As part of the Community Engagement Core’s social media campaign #ProtectResponde, postdoctoral researcher Dr. Nancy Cardona will be making weekly appearances on the Puerto Rican radio show Radar Noticioso (News Radar). With host Professor Ramón Santana, Dr. Cardona will discuss environmental contamination and strategies for reducing exposure, every Tuesday at 9am through the end of the social media campaign.

Radar Noticioso started 3 years ago as a forum for community groups, project leaders, and others engaged in work that impacts the community, particularly in the areas of health, education, and natural resources. The weekly, two-hour show is broadcast on WISA 1390 AM, which is available throughout the northern karst region of Puerto Rico—a total of 500,000 households that also happen to be in the PROTECT study area. Host Ramón Santana is a sociologist with experience in teaching, government, and the development of community programming, including around family health. The radio show is also broadcast on Facebook Live.

In her first “Cápsulas Informativas (Informative Capsule)” appearance on Radar Noticioso, on June 22nd, Dr. Cardona introduced the work of the PROTECT research center in Puerto Rico. She provided an environmental health history of the northern karst area, which includes 10 of the 22 superfund sites in Puerto Rico. She also discussed the historically high rates of preterm birth on the island and how PROTECT’s transdisciplinary approaches in this multi-institutional center have answered questions about the impacts of environmental contamination on preterm birth. Additionally, Dr. Cardona emphasized the Community Engagement Core’s work reporting back results to participants and the new initiatives in the #PROTECTResponde campaign. An archive of the discussion is available on Facebook (Dr. Cardona appears around 52:00-1:15:00 in the preceding link.)

In her second appearance, Dr. Cardona  provided information on a variety of environmental health topics, answering the questions: What is the chemical substance? How are we exposed? How can we reduce our exposure? She also provided a recipe for a homemade cleaning product that doesn’t include harmful chemical substances.

As a current postdoc and a former PhD candidate with PROTECT, Dr. Cardona has extensive experience with the center and environmental health research and community engagement in Puerto Rico. In 2017, she received a K.C. Donnelly Externship Award and traveled to the University of Arizona Superfund Research Center, where she focused on building skills in developing citizen science or participatory research projects. She returned to Puerto Rico and developed a citizen science project for children in an underserved community in Toa Baja, PR. After taking a one-year postdoctoral position with the University of Rochester Clinical and Translation Science Institute, Dr. Cardona returned to PROTECT in 2020 with an ECHO Diversity Supplement, supporting her research on chemical exposures and determinants of health as well as community engagement projects and activities.

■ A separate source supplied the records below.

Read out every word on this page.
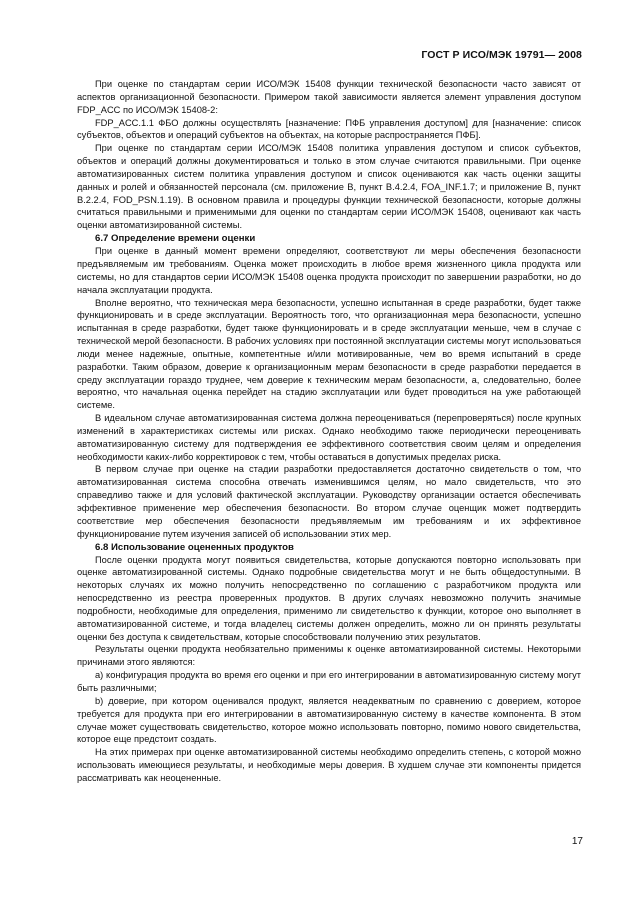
ГОСТ Р ИСО/МЭК 19791— 2008

При оценке по стандартам серии ИСО/МЭК 15408 функции технической безопасности часто зависят от аспектов организационной безопасности. Примером такой зависимости является элемент управления доступом FDP_ACC по ИСО/МЭК 15408-2:

FDP_ACC.1.1 ФБО должны осуществлять [назначение: ПФБ управления доступом] для [назначение: список субъектов, объектов и операций субъектов на объектах, на которые распространяется ПФБ].

При оценке по стандартам серии ИСО/МЭК 15408 политика управления доступом и список субъектов, объектов и операций должны документироваться и только в этом случае считаются правильными. При оценке автоматизированных систем политика управления доступом и список оцениваются как часть оценки защиты данных и ролей и обязанностей персонала (см. приложение В, пункт В.4.2.4, FOA_INF.1.7; и приложение В, пункт В.2.2.4, FOD_PSN.1.19). В основном правила и процедуры функции технической безопасности, которые должны считаться правильными и применимыми для оценки по стандартам серии ИСО/МЭК 15408, оценивают как часть оценки автоматизированной системы.

6.7 Определение времени оценки

При оценке в данный момент времени определяют, соответствуют ли меры обеспечения безопасности предъявляемым им требованиям. Оценка может происходить в любое время жизненного цикла продукта или системы, но для стандартов серии ИСО/МЭК 15408 оценка продукта происходит по завершении разработки, но до начала эксплуатации продукта.

Вполне вероятно, что техническая мера безопасности, успешно испытанная в среде разработки, будет также функционировать и в среде эксплуатации. Вероятность того, что организационная мера безопасности, успешно испытанная в среде разработки, будет также функционировать и в среде эксплуатации меньше, чем в случае с технической мерой безопасности. В рабочих условиях при постоянной эксплуатации системы могут использоваться люди менее надежные, опытные, компетентные и/или мотивированные, чем во время испытаний в среде разработки. Таким образом, доверие к организационным мерам безопасности в среде разработки передается в среду эксплуатации гораздо труднее, чем доверие к техническим мерам безопасности, а, следовательно, более вероятно, что начальная оценка перейдет на стадию эксплуатации или будет проводиться на уже работающей системе.

В идеальном случае автоматизированная система должна переоцениваться (перепроверяться) после крупных изменений в характеристиках системы или рисках. Однако необходимо также периодически переоценивать автоматизированную систему для подтверждения ее эффективного соответствия своим целям и определения необходимости каких-либо корректировок с тем, чтобы оставаться в допустимых пределах риска.

В первом случае при оценке на стадии разработки предоставляется достаточно свидетельств о том, что автоматизированная система способна отвечать изменившимся целям, но мало свидетельств, что это справедливо также и для условий фактической эксплуатации. Руководству организации остается обеспечивать эффективное применение мер обеспечения безопасности. Во втором случае оценщик может подтвердить соответствие мер обеспечения безопасности предъявляемым им требованиям и их эффективное функционирование путем изучения записей об использовании этих мер.

6.8 Использование оцененных продуктов

После оценки продукта могут появиться свидетельства, которые допускаются повторно использовать при оценке автоматизированной системы. Однако подробные свидетельства могут и не быть общедоступными. В некоторых случаях их можно получить непосредственно по соглашению с разработчиком продукта или непосредственно из реестра проверенных продуктов. В других случаях невозможно получить значимые подробности, необходимые для определения, применимо ли свидетельство к функции, которое оно выполняет в автоматизированной системе, и тогда владелец системы должен определить, можно ли он принять результаты оценки без доступа к свидетельствам, которые способствовали получению этих результатов.

Результаты оценки продукта необязательно применимы к оценке автоматизированной системы. Некоторыми причинами этого являются:

а) конфигурация продукта во время его оценки и при его интегрировании в автоматизированную систему могут быть различными;

b) доверие, при котором оценивался продукт, является неадекватным по сравнению с доверием, которое требуется для продукта при его интегрировании в автоматизированную систему в качестве компонента. В этом случае может существовать свидетельство, которое можно использовать повторно, помимо нового свидетельства, которое еще предстоит создать.

На этих примерах при оценке автоматизированной системы необходимо определить степень, с которой можно использовать имеющиеся результаты, и необходимые меры доверия. В худшем случае эти компоненты придется рассматривать как неоцененные.

17
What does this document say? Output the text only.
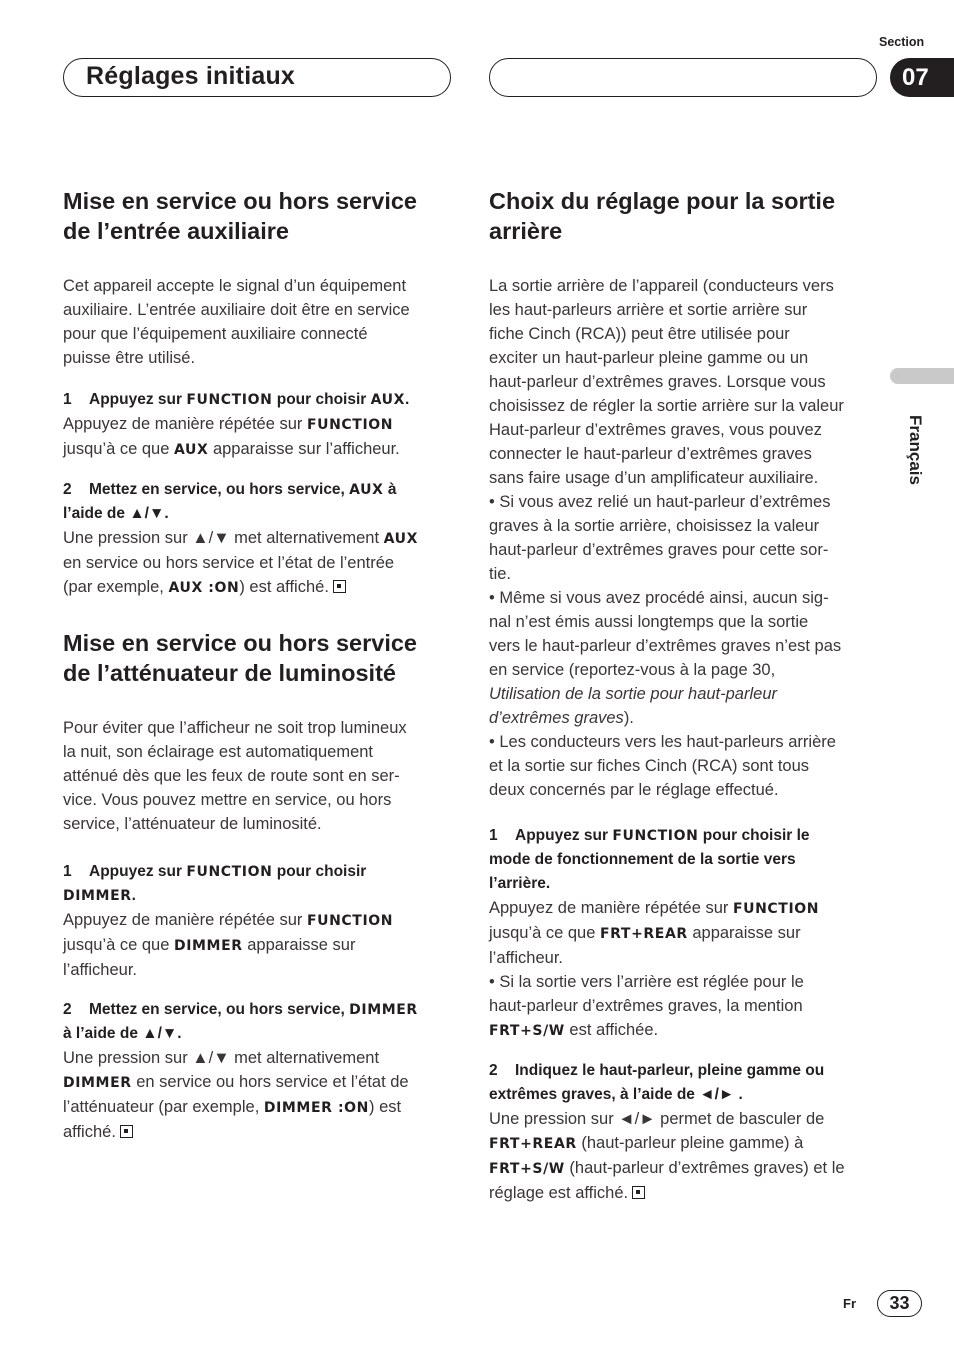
Réglages initiaux
Section
07
Français
Mise en service ou hors service
de l’entrée auxiliaire

Cet appareil accepte le signal d’un équipement

auxiliaire. L’entrée auxiliaire doit être en service

pour que l’équipement auxiliaire connecté

puisse être utilisé.

1 Appuyez sur FUNCTION pour choisir AUX.

Appuyez de manière répétée sur FUNCTION

jusqu’à ce que AUX apparaisse sur l’afficheur.

2 Mettez en service, ou hors service, AUX à

l’aide de ▲/▼.

Une pression sur ▲/▼ met alternativement AUX

en service ou hors service et l’état de l’entrée

(par exemple, AUX :ON) est affiché.

Mise en service ou hors service
de l’atténuateur de luminosité

Pour éviter que l’afficheur ne soit trop lumineux

la nuit, son éclairage est automatiquement

atténué dès que les feux de route sont en ser-

vice. Vous pouvez mettre en service, ou hors

service, l’atténuateur de luminosité.

1 Appuyez sur FUNCTION pour choisir

DIMMER.

Appuyez de manière répétée sur FUNCTION

jusqu’à ce que DIMMER apparaisse sur

l’afficheur.

2 Mettez en service, ou hors service, DIMMER

à l’aide de ▲/▼.

Une pression sur ▲/▼ met alternativement

DIMMER en service ou hors service et l’état de

l’atténuateur (par exemple, DIMMER :ON) est

affiché.

Choix du réglage pour la sortie
arrière

La sortie arrière de l’appareil (conducteurs vers

les haut-parleurs arrière et sortie arrière sur

fiche Cinch (RCA)) peut être utilisée pour

exciter un haut-parleur pleine gamme ou un

haut-parleur d’extrêmes graves. Lorsque vous

choisissez de régler la sortie arrière sur la valeur

Haut-parleur d’extrêmes graves, vous pouvez

connecter le haut-parleur d’extrêmes graves

sans faire usage d’un amplificateur auxiliaire.

• Si vous avez relié un haut-parleur d’extrêmes

graves à la sortie arrière, choisissez la valeur

haut-parleur d’extrêmes graves pour cette sor-

tie.

• Même si vous avez procédé ainsi, aucun sig-

nal n’est émis aussi longtemps que la sortie

vers le haut-parleur d’extrêmes graves n’est pas

en service (reportez-vous à la page 30,

Utilisation de la sortie pour haut-parleur

d’extrêmes graves).

• Les conducteurs vers les haut-parleurs arrière

et la sortie sur fiches Cinch (RCA) sont tous

deux concernés par le réglage effectué.

1 Appuyez sur FUNCTION pour choisir le

mode de fonctionnement de la sortie vers

l’arrière.

Appuyez de manière répétée sur FUNCTION

jusqu’à ce que FRT+REAR apparaisse sur

l’afficheur.

• Si la sortie vers l’arrière est réglée pour le

haut-parleur d’extrêmes graves, la mention

FRT+S/W est affichée.

2 Indiquez le haut-parleur, pleine gamme ou

extrêmes graves, à l’aide de ◄/► .

Une pression sur ◄/► permet de basculer de

FRT+REAR (haut-parleur pleine gamme) à

FRT+S/W (haut-parleur d’extrêmes graves) et le

réglage est affiché.

Fr	33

Dr. Cardona will appear on Radar Noticioso each week to discuss environmental and public health issues in Puerto Rico, with a focus on PROTECT research everyone other week. Tune in each Tuesday on WISA 1390 AM or the WISA 1390 Facebook page at 9am to hear that week’s “Cápsulas Informativa” on environmental health in Puerto Rico.

Graphic created by the PROTECT Community Engagement Core to promote Dr. Cardona’s appearances on Radar Noticioso. The speech bubble says, “PROTECT Responds: Informative capsules about environmental contaminants and health.”